Mapping the commercial determinants of health in countries of the WHO South-East Asia Region: conceptualizations, impacts and actions
About the report
This is the first regional mapping of the commercial determinants of health (CDoH) in the WHO South-East Asia Region. It was produced through a collaboration between the WHO Regional Office for South-East Asia and WHO headquarters, with substantive inputs from Member States, academia, civil society organisations and United Nations partners gathered through a regional consultation convened by the Regional Office.
Based on a systematic review of secondary sources and interviews with key informants, the report documents the commercial products, activities and market systems that shape people’s choices and health outcomes in the Region, and derives recommendations from points of consensus reached in the multisectoral regional consultation.
Summary
Framing the commercial determinants of health
The report frames commercial determinants of health as industry-driven commercial activities — including products and services that affect public health, health-care delivery systems and costs, working conditions, and the broader political economy — which influence healthy and unhealthy lifestyle choices and contribute to global health inequities. It situates the production and consumption of “unhealthy” commodities such as tobacco, alcohol, ultra-processed foods and sugar-sweetened beverages alongside environmental degradation and occupational health as central concerns.
Commercial landscape and burden in South-East Asia
The report sets out the regional commercial landscape and reviews how commercial practices contribute to the region’s noncommunicable disease (NCD) burden. NCDs account for around nine million deaths in South-East Asia Region countries in 2019 — 22% of global NCD mortality. Drivers include the region’s nutrition transition from home-grown to mass-produced ultra-processed foods; rising sales of sugar-sweetened beverages; availability of cheap unhealthy products such as loose cigarettes, inexpensive liquor and uncertified food; and increasing industrial pollution. Commercial systems in pharmaceuticals, medical technologies, vaccines and health supplements can reinforce health inequities by widening out-of-pocket costs and differentiating access between rich and poor.
Commercial sector practices
A central chapter maps seven sets of commercial sector practices observed in the Region and their health implications:
- Political practices — including lobbying, strategic litigation and influence over regulatory processes.
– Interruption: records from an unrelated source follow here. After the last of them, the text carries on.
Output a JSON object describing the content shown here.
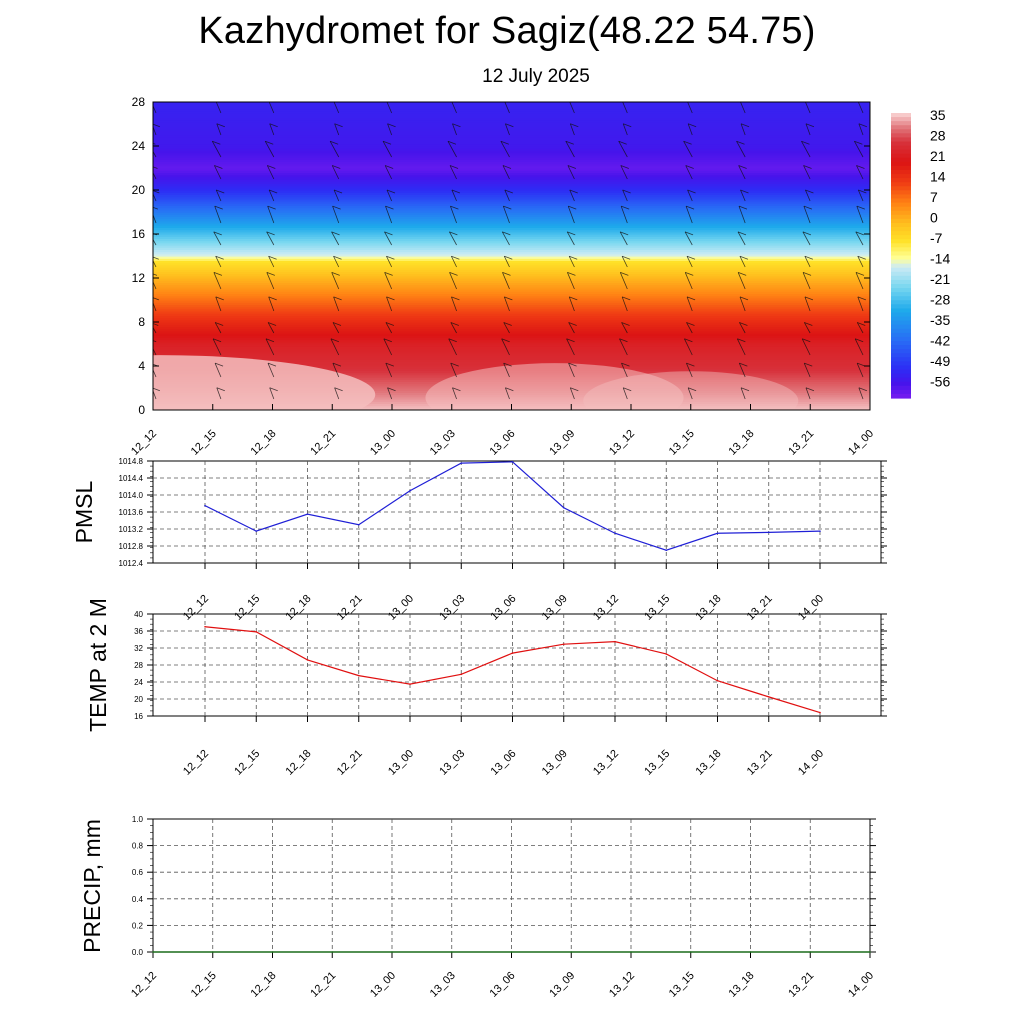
{
  "header": {
    "title": "Kazhydromet for Sagiz(48.22 54.75)",
    "subtitle": "12 July 2025"
  },
  "time_labels": [
    "12_12",
    "12_15",
    "12_18",
    "12_21",
    "13_00",
    "13_03",
    "13_06",
    "13_09",
    "13_12",
    "13_15",
    "13_18",
    "13_21",
    "14_00"
  ],
  "colors": {
    "pmsl_line": "#1f1fd6",
    "temp_line": "#e01010",
    "precip_line": "#1a6b1a",
    "grid": "#000000"
  },
  "chart_data": [
    {
      "type": "heatmap",
      "title": "",
      "ylim": [
        0,
        28
      ],
      "y_ticks": [
        "0",
        "4",
        "8",
        "12",
        "16",
        "20",
        "24",
        "28"
      ],
      "x_ticks": [
        "12_12",
        "12_15",
        "12_18",
        "12_21",
        "13_00",
        "13_03",
        "13_06",
        "13_09",
        "13_12",
        "13_15",
        "13_18",
        "13_21",
        "14_00"
      ],
      "colorbar_labels": [
        "35",
        "28",
        "21",
        "14",
        "7",
        "0",
        "-7",
        "-14",
        "-21",
        "-28",
        "-35",
        "-42",
        "-49",
        "-56"
      ],
      "colorbar_range": [
        -60,
        38
      ],
      "temperature_profile": [
        {
          "level": 0,
          "value": 37
        },
        {
          "level": 2,
          "value": 32
        },
        {
          "level": 4,
          "value": 27
        },
        {
          "level": 6,
          "value": 24
        },
        {
          "level": 8,
          "value": 17
        },
        {
          "level": 10,
          "value": 9
        },
        {
          "level": 12,
          "value": 1
        },
        {
          "level": 13.5,
          "value": -6
        },
        {
          "level": 14,
          "value": -14
        },
        {
          "level": 16,
          "value": -26
        },
        {
          "level": 18,
          "value": -38
        },
        {
          "level": 20,
          "value": -50
        },
        {
          "level": 22,
          "value": -58
        },
        {
          "level": 24,
          "value": -54
        },
        {
          "level": 28,
          "value": -52
        }
      ],
      "wind_barbs": "shown"
    },
    {
      "type": "line",
      "ylabel": "PMSL",
      "categories": [
        "12_12",
        "12_15",
        "12_18",
        "12_21",
        "13_00",
        "13_03",
        "13_06",
        "13_09",
        "13_12",
        "13_15",
        "13_18",
        "13_21",
        "14_00"
      ],
      "series": [
        {
          "values": [
            1013.75,
            1013.15,
            1013.55,
            1013.3,
            1014.1,
            1014.75,
            1014.78,
            1013.7,
            1013.1,
            1012.7,
            1013.1,
            1013.12,
            1013.15
          ]
        }
      ],
      "ylim": [
        1012.4,
        1014.8
      ],
      "y_ticks": [
        "1012.4",
        "1012.8",
        "1013.2",
        "1013.6",
        "1014.0",
        "1014.4",
        "1014.8"
      ],
      "grid": true
    },
    {
      "type": "line",
      "ylabel": "TEMP at 2 M",
      "categories": [
        "12_12",
        "12_15",
        "12_18",
        "12_21",
        "13_00",
        "13_03",
        "13_06",
        "13_09",
        "13_12",
        "13_15",
        "13_18",
        "13_21",
        "14_00"
      ],
      "series": [
        {
          "values": [
            37,
            35.8,
            29.2,
            25.5,
            23.5,
            25.8,
            30.8,
            32.9,
            33.5,
            30.6,
            24.3,
            20.5,
            16.8
          ]
        }
      ],
      "ylim": [
        16,
        40
      ],
      "y_ticks": [
        "16",
        "20",
        "24",
        "28",
        "32",
        "36",
        "40"
      ],
      "grid": true
    },
    {
      "type": "line",
      "ylabel": "PRECIP, mm",
      "categories": [
        "12_12",
        "12_15",
        "12_18",
        "12_21",
        "13_00",
        "13_03",
        "13_06",
        "13_09",
        "13_12",
        "13_15",
        "13_18",
        "13_21",
        "14_00"
      ],
      "series": [
        {
          "values": [
            0,
            0,
            0,
            0,
            0,
            0,
            0,
            0,
            0,
            0,
            0,
            0,
            0
          ]
        }
      ],
      "ylim": [
        0,
        1.0
      ],
      "y_ticks": [
        "0.0",
        "0.2",
        "0.4",
        "0.6",
        "0.8",
        "1.0"
      ],
      "grid": true
    }
  ]
}
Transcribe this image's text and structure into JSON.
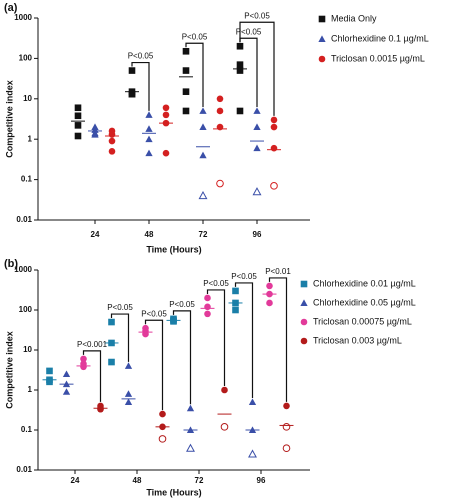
{
  "chart_data": [
    {
      "type": "dot",
      "panel_label": "(a)",
      "y_label": "Competitive index",
      "x_label": "Time (Hours)",
      "log_y": true,
      "categories": [
        "24",
        "48",
        "72",
        "96"
      ],
      "ylim": [
        0.01,
        1000
      ],
      "yticks": [
        0.01,
        0.1,
        1,
        10,
        100,
        1000
      ],
      "series": [
        {
          "name": "Media Only",
          "color": "#111111",
          "marker": "square",
          "values": [
            [
              6,
              3.8,
              2.2,
              1.2
            ],
            [
              50,
              15,
              13,
              13
            ],
            [
              150,
              50,
              15,
              5
            ],
            [
              200,
              70,
              50,
              5
            ]
          ],
          "medians": [
            2.8,
            15,
            35,
            55
          ],
          "open": [
            [],
            [],
            [],
            []
          ]
        },
        {
          "name": "Chlorhexidine 0.1 µg/mL",
          "color": "#3a4fa8",
          "marker": "triangle",
          "values": [
            [
              2,
              1.7,
              1.4,
              1.3
            ],
            [
              4,
              1.8,
              1,
              0.45
            ],
            [
              5,
              2,
              0.4,
              0.04
            ],
            [
              5,
              2,
              0.6,
              0.05
            ]
          ],
          "medians": [
            1.6,
            1.4,
            0.65,
            0.9
          ],
          "open": [
            [],
            [],
            [
              3
            ],
            [
              3
            ]
          ]
        },
        {
          "name": "Triclosan 0.0015 µg/mL",
          "color": "#d42020",
          "marker": "circle",
          "values": [
            [
              1.6,
              1.3,
              0.9,
              0.5
            ],
            [
              6,
              4,
              2.5,
              0.45
            ],
            [
              10,
              5,
              2,
              0.08
            ],
            [
              3,
              2,
              0.6,
              0.07
            ]
          ],
          "medians": [
            1.2,
            2.5,
            1.8,
            0.55
          ],
          "open": [
            [],
            [],
            [
              3
            ],
            [
              3
            ]
          ]
        }
      ],
      "annotations": [
        {
          "text": "P<0.05",
          "category": 1,
          "pair": [
            0,
            1
          ]
        },
        {
          "text": "P<0.05",
          "category": 2,
          "pair": [
            0,
            1
          ]
        },
        {
          "text": "P<0.05",
          "category": 3,
          "pair": [
            0,
            1
          ]
        },
        {
          "text": "P<0.05",
          "category": 3,
          "pair": [
            0,
            2
          ]
        }
      ]
    },
    {
      "type": "dot",
      "panel_label": "(b)",
      "y_label": "Competitive index",
      "x_label": "Time (Hours)",
      "log_y": true,
      "categories": [
        "24",
        "48",
        "72",
        "96"
      ],
      "ylim": [
        0.01,
        1000
      ],
      "yticks": [
        0.01,
        0.1,
        1,
        10,
        100,
        1000
      ],
      "series": [
        {
          "name": "Chlorhexidine 0.01 µg/mL",
          "color": "#1a7fa8",
          "marker": "square",
          "values": [
            [
              3,
              1.8,
              1.6
            ],
            [
              50,
              15,
              5
            ],
            [
              60,
              55,
              52
            ],
            [
              300,
              150,
              100
            ]
          ],
          "medians": [
            1.8,
            15,
            55,
            150
          ],
          "open": [
            [],
            [],
            [],
            []
          ]
        },
        {
          "name": "Chlorhexidine 0.05 µg/mL",
          "color": "#3a4fa8",
          "marker": "triangle",
          "values": [
            [
              2.5,
              1.4,
              0.9
            ],
            [
              4,
              0.8,
              0.5
            ],
            [
              0.35,
              0.1,
              0.035
            ],
            [
              0.5,
              0.1,
              0.025
            ]
          ],
          "medians": [
            1.4,
            0.6,
            0.1,
            0.1
          ],
          "open": [
            [],
            [],
            [
              2
            ],
            [
              2
            ]
          ]
        },
        {
          "name": "Triclosan 0.00075 µg/mL",
          "color": "#e23a9a",
          "marker": "circle",
          "values": [
            [
              6,
              4.5,
              3.8
            ],
            [
              35,
              30,
              25
            ],
            [
              200,
              120,
              80
            ],
            [
              400,
              250,
              150
            ]
          ],
          "medians": [
            4,
            28,
            110,
            250
          ],
          "open": [
            [],
            [],
            [],
            []
          ]
        },
        {
          "name": "Triclosan 0.003 µg/mL",
          "color": "#b31b1b",
          "marker": "circle",
          "values": [
            [
              0.4,
              0.35,
              0.33
            ],
            [
              0.25,
              0.12,
              0.06
            ],
            [
              1,
              0.12,
              0.12
            ],
            [
              0.4,
              0.12,
              0.035
            ]
          ],
          "medians": [
            0.35,
            0.12,
            0.25,
            0.13
          ],
          "open": [
            [],
            [
              2
            ],
            [
              2
            ],
            [
              1,
              2
            ]
          ]
        }
      ],
      "annotations": [
        {
          "text": "P<0.001",
          "category": 0,
          "pair": [
            2,
            3
          ]
        },
        {
          "text": "P<0.05",
          "category": 1,
          "pair": [
            0,
            1
          ]
        },
        {
          "text": "P<0.05",
          "category": 1,
          "pair": [
            2,
            3
          ]
        },
        {
          "text": "P<0.05",
          "category": 2,
          "pair": [
            0,
            1
          ]
        },
        {
          "text": "P<0.05",
          "category": 2,
          "pair": [
            2,
            3
          ]
        },
        {
          "text": "P<0.05",
          "category": 3,
          "pair": [
            0,
            1
          ]
        },
        {
          "text": "P<0.01",
          "category": 3,
          "pair": [
            2,
            3
          ]
        }
      ]
    }
  ]
}
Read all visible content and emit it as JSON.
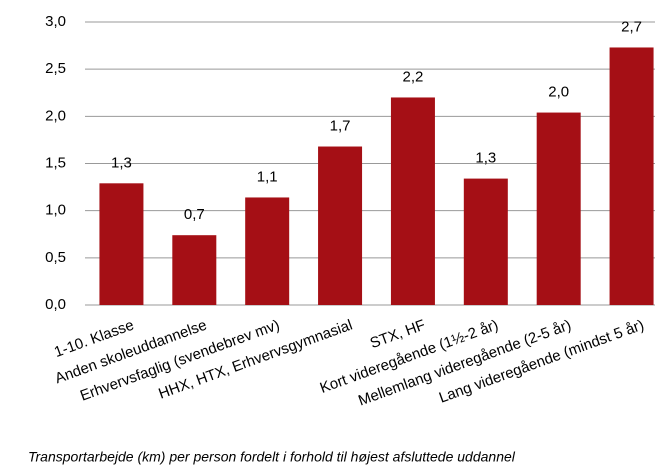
{
  "chart_data": {
    "type": "bar",
    "caption": "Transportarbejde (km) per person fordelt i forhold til højest afsluttede uddannel",
    "categories": [
      "1-10. Klasse",
      "Anden skoleuddannelse",
      "Erhvervsfaglig (svendebrev mv)",
      "HHX, HTX, Erhvervsgymnasial",
      "STX, HF",
      "Kort videregående (1½-2 år)",
      "Mellemlang videregående (2-5 år)",
      "Lang videregående (mindst 5 år)"
    ],
    "values": [
      1.29,
      0.74,
      1.14,
      1.68,
      2.2,
      1.34,
      2.04,
      2.73
    ],
    "value_labels": [
      "1,3",
      "0,7",
      "1,1",
      "1,7",
      "2,2",
      "1,3",
      "2,0",
      "2,7"
    ],
    "color": "#a50f15",
    "ylim": [
      0,
      3
    ],
    "yticks": [
      {
        "value": 0,
        "label": "0,0"
      },
      {
        "value": 0.5,
        "label": "0,5"
      },
      {
        "value": 1,
        "label": "1,0"
      },
      {
        "value": 1.5,
        "label": "1,5"
      },
      {
        "value": 2,
        "label": "2,0"
      },
      {
        "value": 2.5,
        "label": "2,5"
      },
      {
        "value": 3,
        "label": "3,0"
      }
    ],
    "grid": true
  }
}
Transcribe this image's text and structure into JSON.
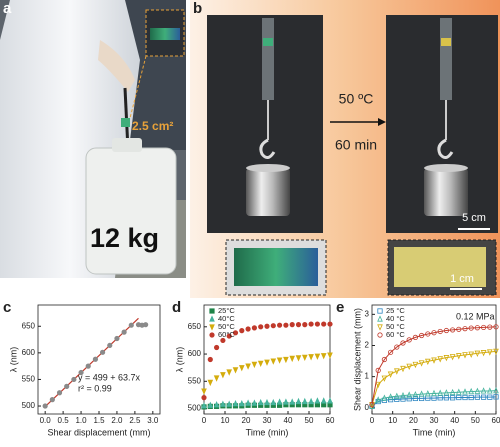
{
  "figure": {
    "panels": [
      "a",
      "b",
      "c",
      "d",
      "e"
    ],
    "photo_a": {
      "area": "2.5 cm²",
      "mass": "12 kg"
    },
    "photo_b": {
      "temperature": "50 ºC",
      "time": "60 min",
      "scale_top": "5 cm",
      "scale_bottom": "1 cm"
    }
  },
  "chart_data": [
    {
      "type": "scatter",
      "x_label": "Shear displacement (mm)",
      "y_label": "λ (nm)",
      "annotations": [
        "y = 499 + 63.7x",
        "r² = 0.99"
      ],
      "x": [
        0,
        0.2,
        0.4,
        0.6,
        0.8,
        1.0,
        1.2,
        1.4,
        1.6,
        1.8,
        2.0,
        2.2,
        2.4,
        2.6,
        2.7,
        2.8
      ],
      "series": [
        {
          "color": "#8a8a8a",
          "marker": "circle",
          "values": [
            500,
            512,
            525,
            537,
            550,
            563,
            575,
            588,
            601,
            614,
            627,
            639,
            652,
            653,
            652,
            653
          ]
        }
      ],
      "fit": {
        "color": "#c0392b",
        "x": [
          0,
          2.6
        ],
        "y": [
          499,
          665
        ]
      },
      "xlim": [
        -0.2,
        3.2
      ],
      "ylim": [
        485,
        690
      ],
      "xticks": [
        {
          "value": 0,
          "label": "0.0"
        },
        0.5,
        {
          "value": 1,
          "label": "1.0"
        },
        1.5,
        {
          "value": 2,
          "label": "2.0"
        },
        2.5,
        {
          "value": 3,
          "label": "3.0"
        }
      ],
      "yticks": [
        500,
        550,
        600,
        650
      ]
    },
    {
      "type": "scatter",
      "x_label": "Time (min)",
      "y_label": "λ (nm)",
      "legend": "upper left",
      "x": [
        0,
        3,
        6,
        9,
        12,
        15,
        18,
        21,
        24,
        27,
        30,
        33,
        36,
        39,
        42,
        45,
        48,
        51,
        54,
        57,
        60
      ],
      "series": [
        {
          "name": "25°C",
          "color": "#1e8449",
          "marker": "square",
          "values": [
            503,
            504,
            504,
            505,
            505,
            505,
            505,
            506,
            506,
            506,
            506,
            506,
            506,
            507,
            507,
            507,
            507,
            507,
            507,
            507,
            507
          ]
        },
        {
          "name": "40°C",
          "color": "#45b39d",
          "marker": "triangle",
          "values": [
            505,
            506,
            507,
            508,
            508,
            509,
            509,
            510,
            510,
            511,
            511,
            511,
            512,
            512,
            512,
            513,
            513,
            513,
            514,
            514,
            514
          ]
        },
        {
          "name": "50°C",
          "color": "#d4ac0d",
          "marker": "triangle-down",
          "values": [
            532,
            548,
            556,
            562,
            567,
            571,
            575,
            578,
            581,
            583,
            585,
            587,
            589,
            590,
            592,
            593,
            594,
            595,
            596,
            597,
            598
          ]
        },
        {
          "name": "60°C",
          "color": "#c0392b",
          "marker": "circle",
          "values": [
            520,
            590,
            612,
            625,
            633,
            639,
            643,
            646,
            648,
            650,
            651,
            652,
            653,
            653,
            654,
            654,
            654,
            655,
            655,
            655,
            655
          ]
        }
      ],
      "xlim": [
        0,
        60
      ],
      "ylim": [
        490,
        690
      ],
      "xticks": [
        0,
        10,
        20,
        30,
        40,
        50,
        60
      ],
      "yticks": [
        500,
        550,
        600,
        650
      ]
    },
    {
      "type": "line",
      "x_label": "Time (min)",
      "y_label": "Shear displacement (mm)",
      "legend": "upper left",
      "annotations": [
        "0.12 MPa"
      ],
      "x": [
        0,
        3,
        6,
        9,
        12,
        15,
        18,
        21,
        24,
        27,
        30,
        33,
        36,
        39,
        42,
        45,
        48,
        51,
        54,
        57,
        60
      ],
      "series": [
        {
          "name": "25 °C",
          "color": "#2e86c1",
          "marker": "square",
          "values": [
            0.05,
            0.2,
            0.24,
            0.26,
            0.27,
            0.28,
            0.29,
            0.3,
            0.3,
            0.31,
            0.31,
            0.32,
            0.32,
            0.32,
            0.33,
            0.33,
            0.33,
            0.34,
            0.34,
            0.34,
            0.35
          ]
        },
        {
          "name": "40 °C",
          "color": "#45b39d",
          "marker": "triangle",
          "values": [
            0.05,
            0.25,
            0.31,
            0.35,
            0.37,
            0.39,
            0.41,
            0.42,
            0.44,
            0.45,
            0.46,
            0.47,
            0.48,
            0.49,
            0.5,
            0.51,
            0.52,
            0.53,
            0.54,
            0.54,
            0.55
          ]
        },
        {
          "name": "50 °C",
          "color": "#d4ac0d",
          "marker": "triangle-down",
          "values": [
            0.1,
            0.75,
            0.95,
            1.08,
            1.18,
            1.26,
            1.33,
            1.39,
            1.44,
            1.49,
            1.53,
            1.57,
            1.61,
            1.64,
            1.67,
            1.7,
            1.72,
            1.75,
            1.77,
            1.79,
            1.81
          ]
        },
        {
          "name": "60 °C",
          "color": "#c0392b",
          "marker": "circle",
          "values": [
            0.1,
            1.2,
            1.55,
            1.78,
            1.95,
            2.08,
            2.18,
            2.26,
            2.32,
            2.37,
            2.41,
            2.45,
            2.48,
            2.5,
            2.52,
            2.54,
            2.56,
            2.57,
            2.58,
            2.59,
            2.6
          ]
        }
      ],
      "xlim": [
        0,
        60
      ],
      "ylim": [
        -0.2,
        3.3
      ],
      "xticks": [
        0,
        10,
        20,
        30,
        40,
        50,
        60
      ],
      "yticks": [
        0,
        1,
        2,
        3
      ]
    }
  ]
}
- Labour and employment practices — including occupational health risks and precarious work.
- Reputational management practices — including corporate social responsibility and sponsorship.
- Marketing practices — including targeting of children and vulnerable groups, digital marketing and cross-border marketing.
- Practices impacting health-enabling legal environments — including use of trade, investment and intellectual property frameworks.
- Supply chain, waste practices and environmental degradation.
- Scientific practices — including industry-funded research, casting doubt on evidence and strategic use of academia.
Action on the commercial determinants of health
The report documents action across three loci:
- Action by governments — including policies, regulation and legislation. Illustrative examples include the use of compulsory licensing to secure affordable access to HIV, cancer and cardiovascular medicines (Indonesia, Thailand, India); anti-corruption frameworks; restrictions on the gaming industry in Thailand and Viet Nam; national wellness and well-being initiatives (Bhutan’s Gross National Happiness, Thailand’s Sufficiency Economy Philosophy, India’s Ministry of Ayush); and NCD-related measures such as health taxes, plain packaging and bans on industrial trans-fats in Thailand, and early adoption of the International Code of Marketing of Breast-milk Substitutes in Sri Lanka, Myanmar and Thailand.
- Action by commercial actors — including both negative practices and positive contributions, and the limits of voluntary corporate initiatives.
- Action by civil society organisations, academics and non-profit organisations — including advocacy, watchdog roles, evidence generation and coalition-building.
Conclusions and recommendations
The report concludes with a set of recommendations directed primarily at governments in the Region, alongside recommendations for commercial actors, civil society and academia. Core directions include strengthening whole-of-government approaches to regulate commercial products and marketing systems; reinforcing consumer protection and the right to health; acting on the imbalance of power between transnational commercial actors and national decision-makers; using regional solidarity and multilateral mechanisms to reduce negative commercial impacts and amplify positive ones; and supporting public participation and health literacy so that commercial determinants are visible, debated and governed.